2. The phantom of claim 1, further comprising a container having a shape that mimics the body part, wherein the combined components are retained in the container.
3. The phantom of claim 2, wherein the container has a shape that mimics the compressed body part.
4. The phantom of claim 2, wherein the body part is human breast.
5. The phantom of claim 4, wherein the adipose and fibroglandular tissue mimicking components are lard and egg whites, respectively.
6. The phantom of claim 4, wherein at least one of the fibroglandular tissue mimicking component and the adipose tissue mimicking component have at least one magnetic resonance relaxation time that is approximately the same as that of the corresponding tissue.
7. The phantom of claim 4, wherein the images are x-ray images.
8. The phantom of claim 1, wherein the fibroglandular tissue mimicking component is distributed in the adipose component such that a normalized stationary covariance has a full width at half maximum of less than about 3 mm, 5 mm, or
10 mm.
9. The phantom of claim 1, further comprising a lesion chamber situated within the combined adipose and fibroglandular tissue mimicking components, the lesion chamber defining a lesion volume.
10. The phantom of claim 9, further comprising a plurality of tubes fluidically coupled to the lesion volume.
11. The phantom of claim 9, wherein the lesion chamber contains a magnetic resonance contrast agent.
12. The phantom of claim 9, wherein the lesion chamber includes a plurality of lobulations.

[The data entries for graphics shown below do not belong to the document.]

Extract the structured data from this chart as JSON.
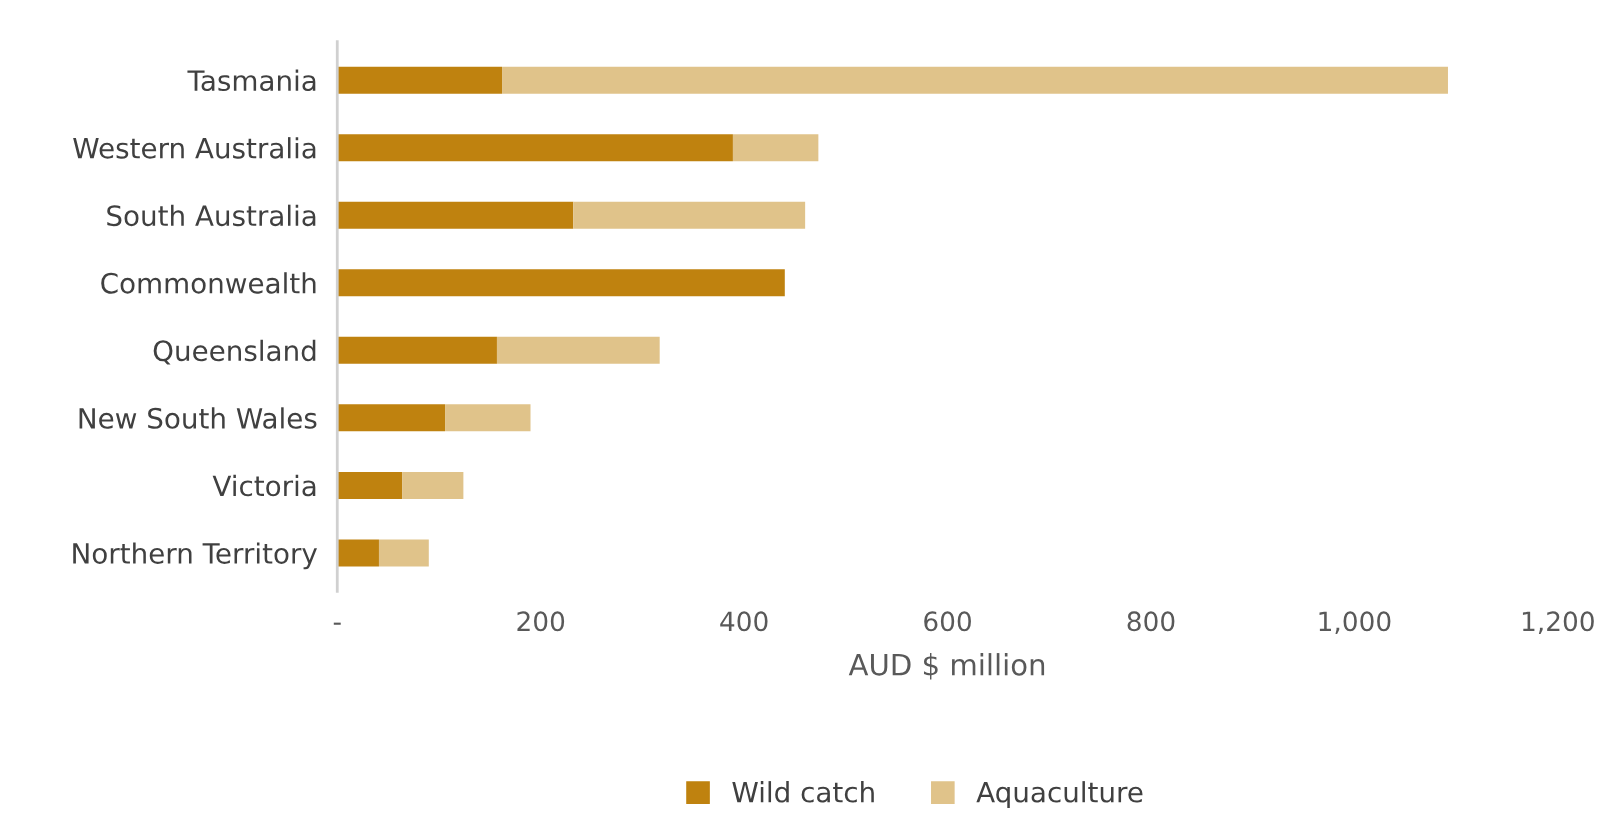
{
  "chart_data": {
    "type": "bar",
    "orientation": "horizontal",
    "stacked": true,
    "xlabel": "AUD $ million",
    "categories": [
      "Tasmania",
      "Western Australia",
      "South Australia",
      "Commonwealth",
      "Queensland",
      "New South Wales",
      "Victoria",
      "Northern Territory"
    ],
    "series": [
      {
        "name": "Wild catch",
        "color": "#bf820f",
        "values": [
          162,
          389,
          232,
          440,
          157,
          106,
          64,
          41
        ]
      },
      {
        "name": "Aquaculture",
        "color": "#e0c38a",
        "values": [
          930,
          84,
          228,
          0,
          160,
          84,
          60,
          49
        ]
      }
    ],
    "xlim": [
      0,
      1200
    ],
    "xticks": [
      {
        "value": 0,
        "label": "-"
      },
      200,
      400,
      600,
      800,
      {
        "value": 1000,
        "label": "1,000"
      },
      {
        "value": 1200,
        "label": "1,200"
      }
    ],
    "grid": false,
    "legend": "bottom"
  }
}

13. A method of making a phantom, comprising:
providing an at least partially liquefied adipose tissue mimicking component; distributing a fibroglandular tissue mimicking component within the at least partially liquefied adipose tissue mimicking component; and
cooling the combined adipose tissue mimicking component and the fibroglandular tissue mimicking component so as to solidify the combination.

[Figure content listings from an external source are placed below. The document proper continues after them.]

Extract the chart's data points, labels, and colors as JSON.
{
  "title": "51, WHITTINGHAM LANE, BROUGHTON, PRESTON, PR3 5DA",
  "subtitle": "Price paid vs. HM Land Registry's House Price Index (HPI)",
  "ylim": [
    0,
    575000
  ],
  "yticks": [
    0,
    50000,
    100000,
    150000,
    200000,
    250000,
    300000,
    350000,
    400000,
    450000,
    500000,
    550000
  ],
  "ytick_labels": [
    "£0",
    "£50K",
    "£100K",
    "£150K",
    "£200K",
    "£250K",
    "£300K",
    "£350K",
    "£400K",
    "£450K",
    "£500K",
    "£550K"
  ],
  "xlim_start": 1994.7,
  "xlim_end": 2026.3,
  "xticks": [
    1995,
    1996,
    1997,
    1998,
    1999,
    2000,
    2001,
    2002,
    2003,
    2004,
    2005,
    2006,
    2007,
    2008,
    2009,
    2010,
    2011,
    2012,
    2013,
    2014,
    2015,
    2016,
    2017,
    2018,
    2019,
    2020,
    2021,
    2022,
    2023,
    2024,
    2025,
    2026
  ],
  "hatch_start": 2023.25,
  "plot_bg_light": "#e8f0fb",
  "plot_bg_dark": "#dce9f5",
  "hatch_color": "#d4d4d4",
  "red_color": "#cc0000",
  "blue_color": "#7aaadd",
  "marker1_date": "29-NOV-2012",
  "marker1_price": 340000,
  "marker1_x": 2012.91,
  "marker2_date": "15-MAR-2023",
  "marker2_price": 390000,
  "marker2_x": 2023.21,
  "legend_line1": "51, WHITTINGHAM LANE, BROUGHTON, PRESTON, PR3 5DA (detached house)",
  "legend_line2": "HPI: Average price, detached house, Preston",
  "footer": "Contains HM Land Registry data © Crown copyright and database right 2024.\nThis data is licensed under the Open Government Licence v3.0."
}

14. The method of claim 13, wherein the adipose and fibroglandular tissue mimicking components are lard and egg whites, respectively, and further comprising shaping the combination so as to mimic a body part.
15. The method of claim 14, wherein the body part is a breast, and the combination is shaped so as to be at least partially spherical.
16. The method of claim 15, further comprising providing a lesion chamber within the combination.
17. The method of claim 16, wherein the lesion chamber is provided prior to cooling the combination.
18. A method, comprising:
providing a breast phantom that includes a lesion chamber having at least one fluid inlet;
fluidically coupling a contrast agent to the lesion chamber; and
controlling the contrast agent so that contrast agent concentration in the lesion chamber is time varying so as to correspond to a human washout curve.
19. The method of claim 18, further comprising controlling the contrast agent by varying a mixture of a contrast agent containing fluid with a tissue mimicking fluid.
20. The method of claim 19, wherein the contrast agent includes gadolinium.
21. The method of claim 18, further comprising producing a time varying image associated with the contrast agent concentration.
22. The method of claim 21, wherein the image is an x-ray image or a magnetic resonance image.
23. The method of claim 21, wherein both x-ray and magnetic resonance images are produced.
24. A method, comprising:
providing an imaging phantom having a structure corresponding to that of a patient tissue; and
obtaining first and second images of the phantom based on magnetic resonance and x-ray attenuation, respectively.
25. The method of claim 24, wherein the patient tissue is a human breast, and the phantom is shaped to correspond to a breast compressed for mammography.